Kellner & Fils was one of the leading French coachbuilders throughout the nineteenth century, and was one of the many concerns that successfully transferred their expertise into the design and construction of bodywork for luxury motor cars. Operating at the highest end of the automotive world from their offices on the Champs Elysees, they produced bodies for such noted marques as Rolls Royce, Hispano-Suiza, Duesenberg and Bugatti - indeed, one of the six famed Bugatti Royales was bodied by Kellner.
These drawings from Kellner & Fils depict two early twentieth-century automobiles with bespoke coach-built bodywork and passenger cabins. Given the bespoke nature of coachbuilding services, manufacturers typically employed draughtsmen and artists to produce visual renderings of their designs for clients. These drawings allowed clients to visualise and approve the bodywork and passenger cabins that the coachbuilder would then construct atop the chassis supplied by the manufacturer (Matthew C. Sonfield, Custom Automotive Coachbuilding in the United States, 1900-1940, 1996).

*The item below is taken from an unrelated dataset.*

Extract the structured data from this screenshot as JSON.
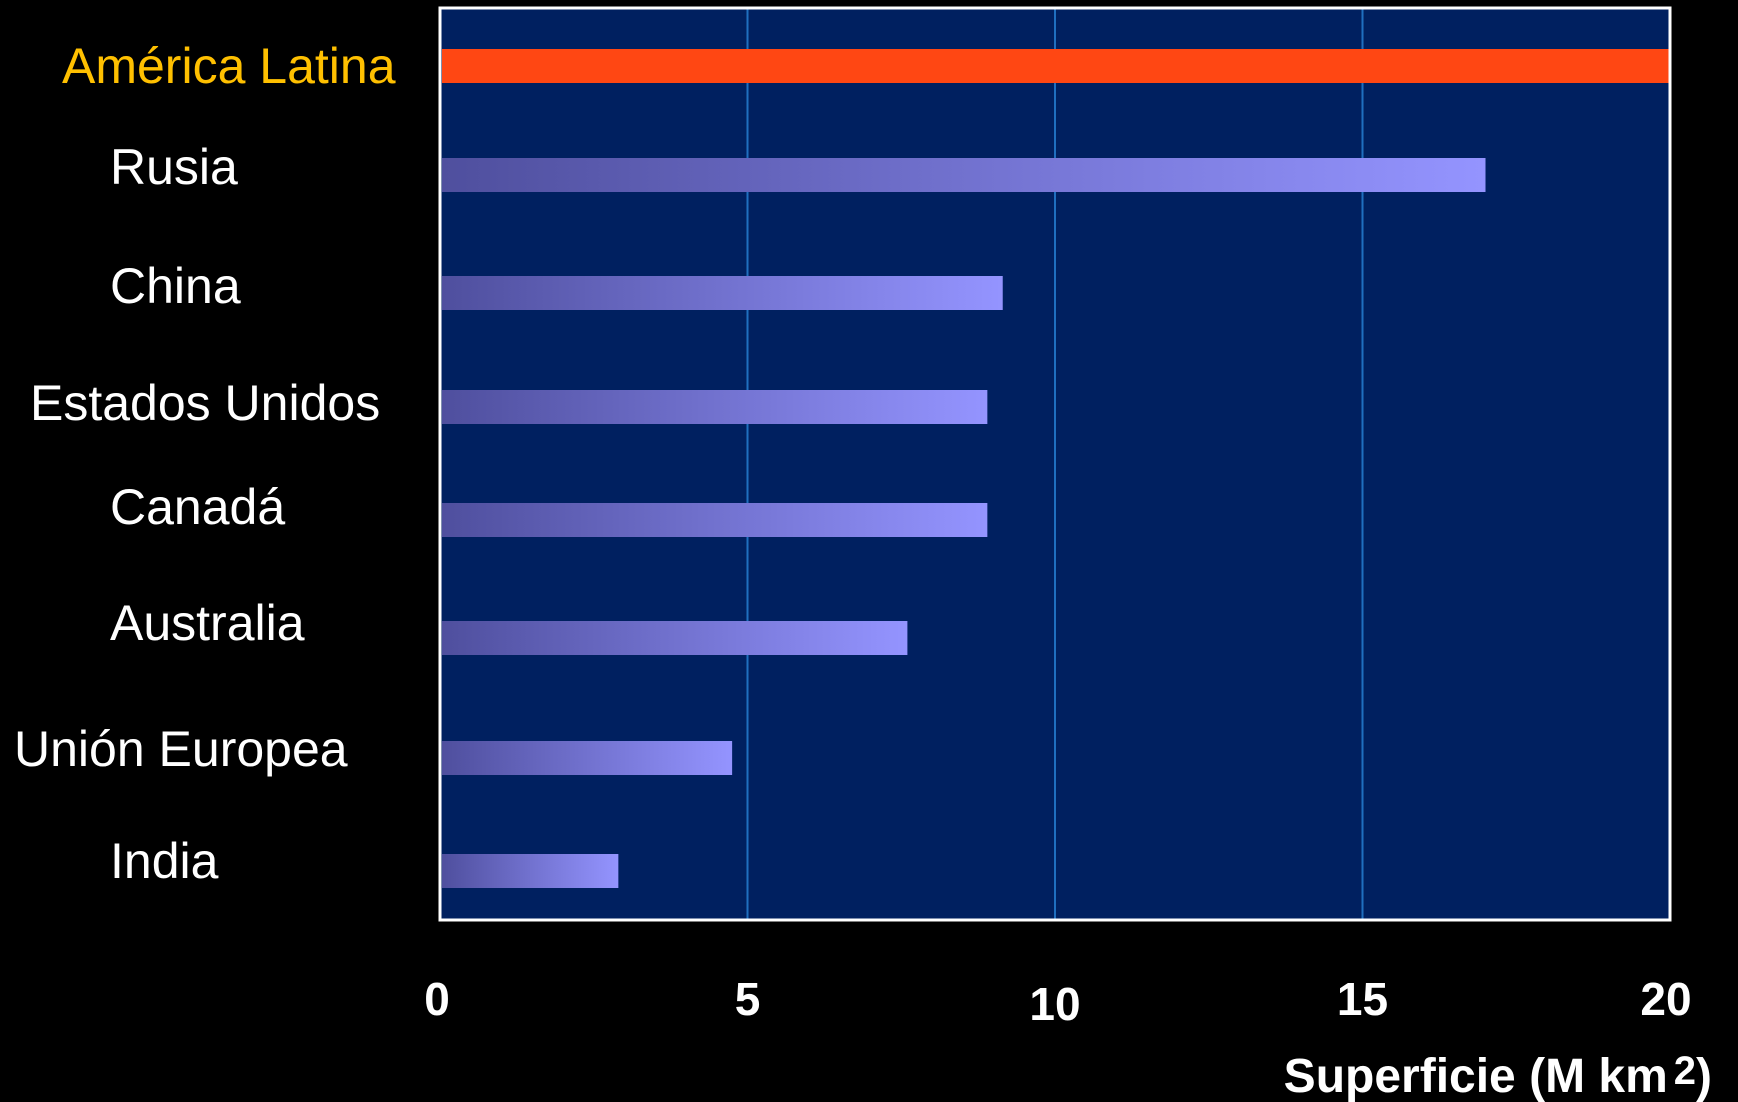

One drawing has a pencil notation on the reverse: “Rolls Royce”, and depicts a 40/50HP Silver Ghost in ‘brougham’ configuration (with exposed chauffeur compartment and enclosed passenger cabin). The Silver Ghost was Rolls Royce’s flagship model from 1906 to 1926 and is identifiable among contemporary Rolls Royces by the design of the rear suspension. The other drawing lacks any such notation, but probably depicts an early Hispano Suiza - possibly a T30 - in limousine-landaulet configuration (with full-length convertible hood and division between chauffeur and passenger cabins). The layout in this drawing is rather unusual, in that a spotlight appears to be mounted directly to the front radiator grill.
The clarity and precision of these drawings is poignant in view of the eventual fate of the Kellner family and business. Jacques Kellner took charge of the business in 1931: Kellner & Fils survived the Great Depression and continued to operate in France up to World War II. In 1942, however, Jacques Kellner was arrested and summarily executed by the occupying Nazi forces. He was charged with using these very skills of clarity and precision to provide detailed diagrams of German military installations to the French Resistance (Peter M. Larson and Ben Erickson, The Kellner Affair: Matters of Life and Death, 2018).
Coachbuilder renderings from the earliest years of the automobile are extremely rare at auction, and those from Kellner & Fils are rarer still. Equally noteworthy is the design of these examples, allowing the car to be visualised in different configurations - again, a rare feature amongst surviving examples.